The axillary surgery is the least used, and it’s mainly used when the nipple contour is very fine or thin to perform an areolar surgery. The scar is hidden under the arm, very far from the breasts, but the difficulty of this technique is important and cannot be used with all prosthesis models.

Sub-mammary surgery is a very easy way of access, with a simple and safe intervention, that allows the placement of almost all models of existing prostheses. The scar is concealed by the breast itself and is invisible while covered. It is recommended for women with a very small areola or for those who want a large volume. The scar can be visible in certain situations such as recreational activities or sports on the beach with a bikini.

Another factor that influences the choice of type of prosthesis is the place of the breast where the prostheses will be placed and will depend on the anatomy of each patient and the model of implant chosen. Current surgical techniques have increased possibilities and the most used areas are the sub-muscular position, between the pectoralis major muscle and the minor pectoralis, and the retro-glandular position.

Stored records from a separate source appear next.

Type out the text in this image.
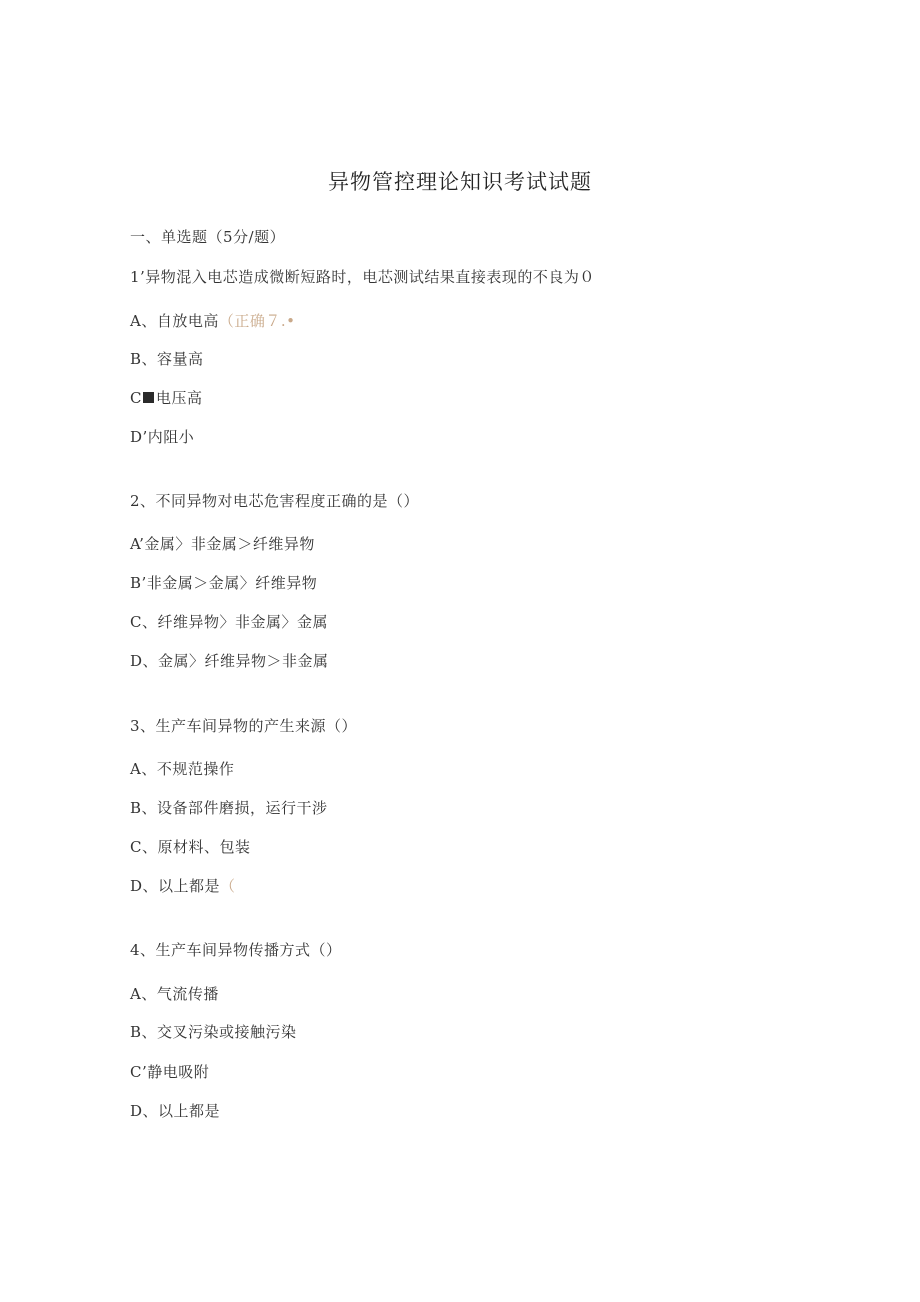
异物管控理论知识考试试题
一、单选题（5分/题）
1’异物混入电芯造成微断短路时，电芯测试结果直接表现的不良为０
A、自放电高（正确７.•
B、容量高
C 电压高
D’内阻小
2、不同异物对电芯危害程度正确的是（）
A’金属〉非金属＞纤维异物
B’非金属＞金属〉纤维异物
C、纤维异物〉非金属〉金属
D、金属〉纤维异物＞非金属
3、生产车间异物的产生来源（）
A、不规范操作
B、设备部件磨损，运行干涉
C、原材料、包装
D、以上都是（
4、生产车间异物传播方式（）
A、气流传播
B、交叉污染或接触污染
C’静电吸附
D、以上都是
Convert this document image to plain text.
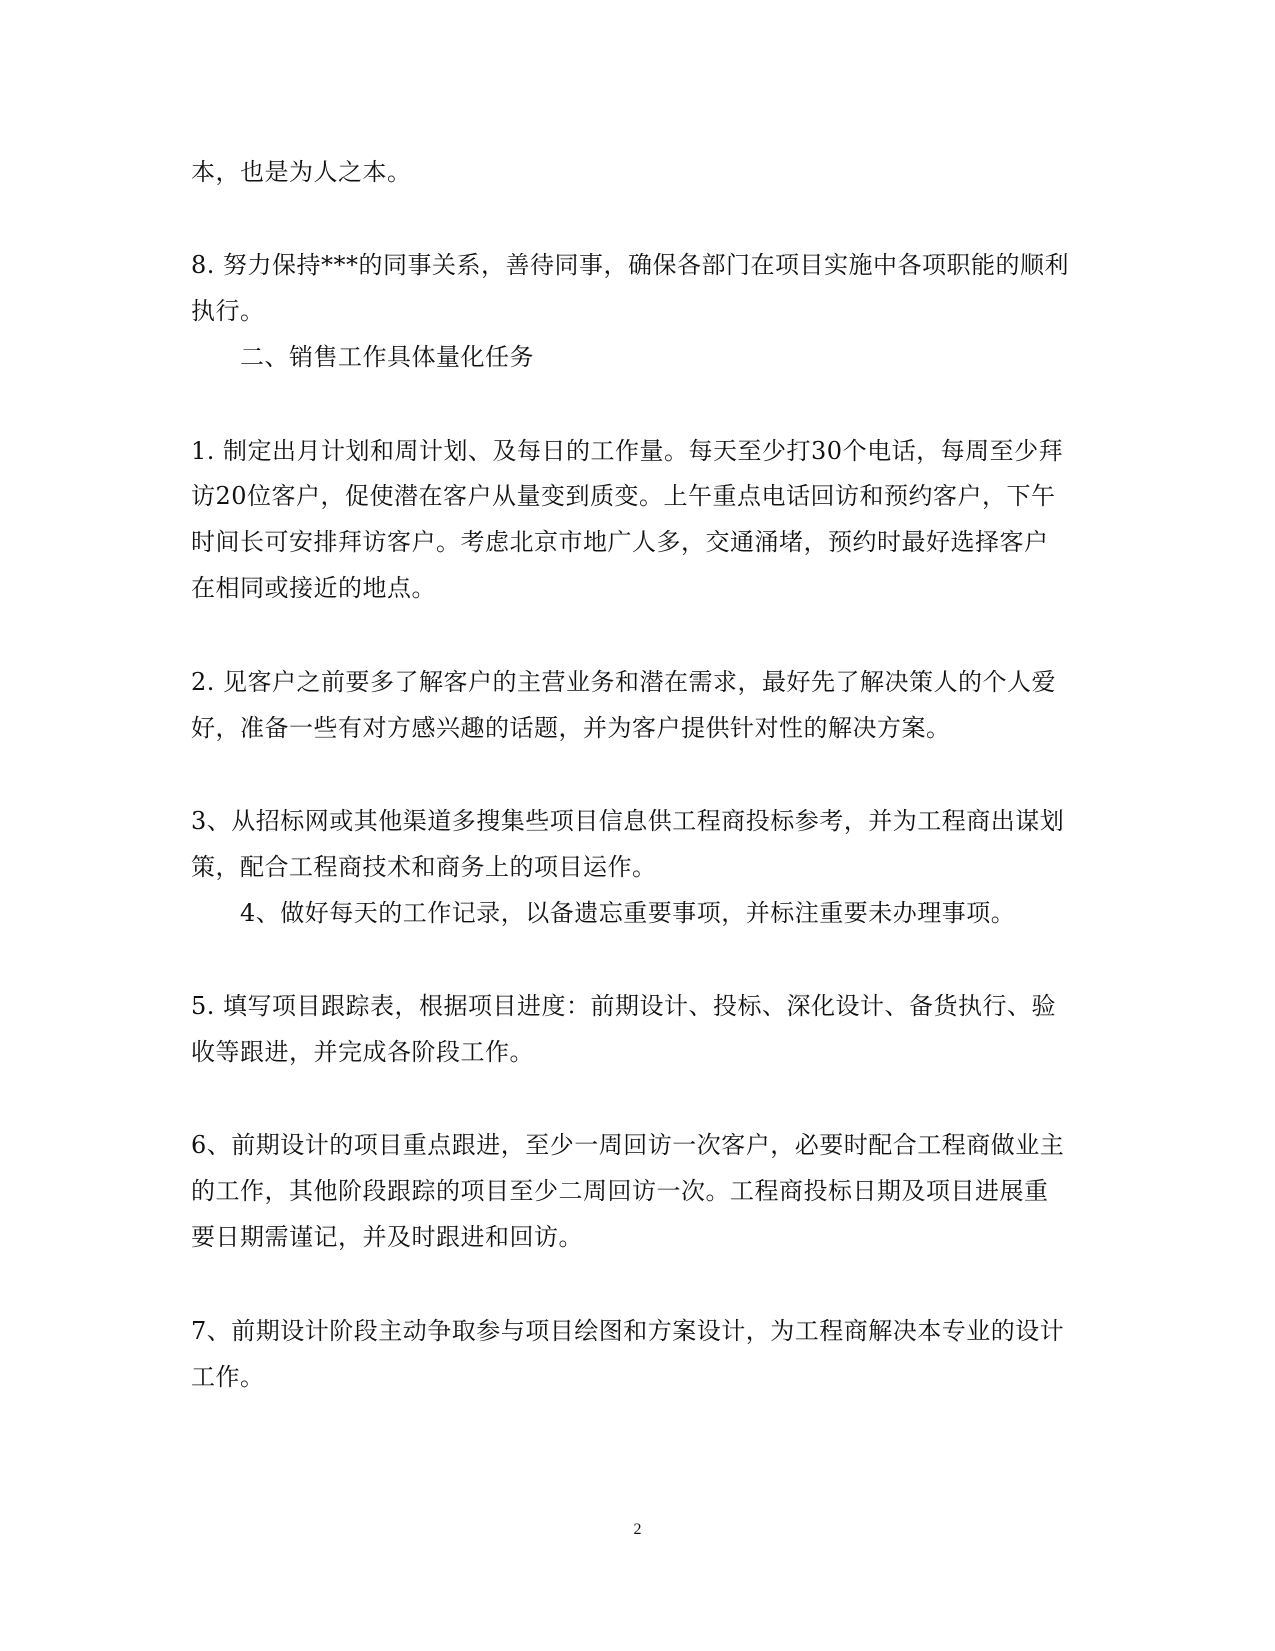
本，也是为人之本。
8. 努力保持***的同事关系，善待同事，确保各部门在项目实施中各项职能的顺利
执行。
二、销售工作具体量化任务
1. 制定出月计划和周计划、及每日的工作量。每天至少打30个电话，每周至少拜
访20位客户，促使潜在客户从量变到质变。上午重点电话回访和预约客户，下午
时间长可安排拜访客户。考虑北京市地广人多，交通涌堵，预约时最好选择客户
在相同或接近的地点。
2. 见客户之前要多了解客户的主营业务和潜在需求，最好先了解决策人的个人爱
好，准备一些有对方感兴趣的话题，并为客户提供针对性的解决方案。
3、从招标网或其他渠道多搜集些项目信息供工程商投标参考，并为工程商出谋划
策，配合工程商技术和商务上的项目运作。
4、做好每天的工作记录，以备遗忘重要事项，并标注重要未办理事项。
5. 填写项目跟踪表，根据项目进度：前期设计、投标、深化设计、备货执行、验
收等跟进，并完成各阶段工作。
6、前期设计的项目重点跟进，至少一周回访一次客户，必要时配合工程商做业主
的工作，其他阶段跟踪的项目至少二周回访一次。工程商投标日期及项目进展重
要日期需谨记，并及时跟进和回访。
7、前期设计阶段主动争取参与项目绘图和方案设计，为工程商解决本专业的设计
工作。
2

The first location allows greater mobility to the chest and diminishes some unnatural rounded forms at the top. Less rigidity is achieved and the possibility of a capsular contracture is reduced. As main disadvantage we find that the pectoral muscle should be cut, which leads to a more painful postoperative period for the patient. The retro-glandular position is when it’s placed between the mammary gland and the pectoral muscle and no tissues are cut or injured. It achieves a very natural esthetic result since the implant moves with the own gland. It is not feasible with certain prostheses for patients with a very small gland.

How long do prosthetics last? When should they be changed?

There is a widespread belief in society about the need to change prostheses every ten years. However, this belief is not true and numerous scientific studies show the opposite and only warn periodic reviews to check their state of conservation. There are numerous models of cohesive gel that have no expiration date or duration and their useful life exceeds ten years offering a lifetime anti-rupture guarantee.

What is a capsular contracture?

This was, a few years ago, one of the main problems of breast augmentation, and has its origin in the reaction of the breast to the introduction of the implant. The body surrounds the prosthesis and isolates it through a layer or scar that completely covers it. In some cases, it may become too tight causing deformation. This problem, which was one of the main issues in the 1960s and 1970s, has been reduced with technological advances in the design of prostheses and practically eliminated it with the current developed models.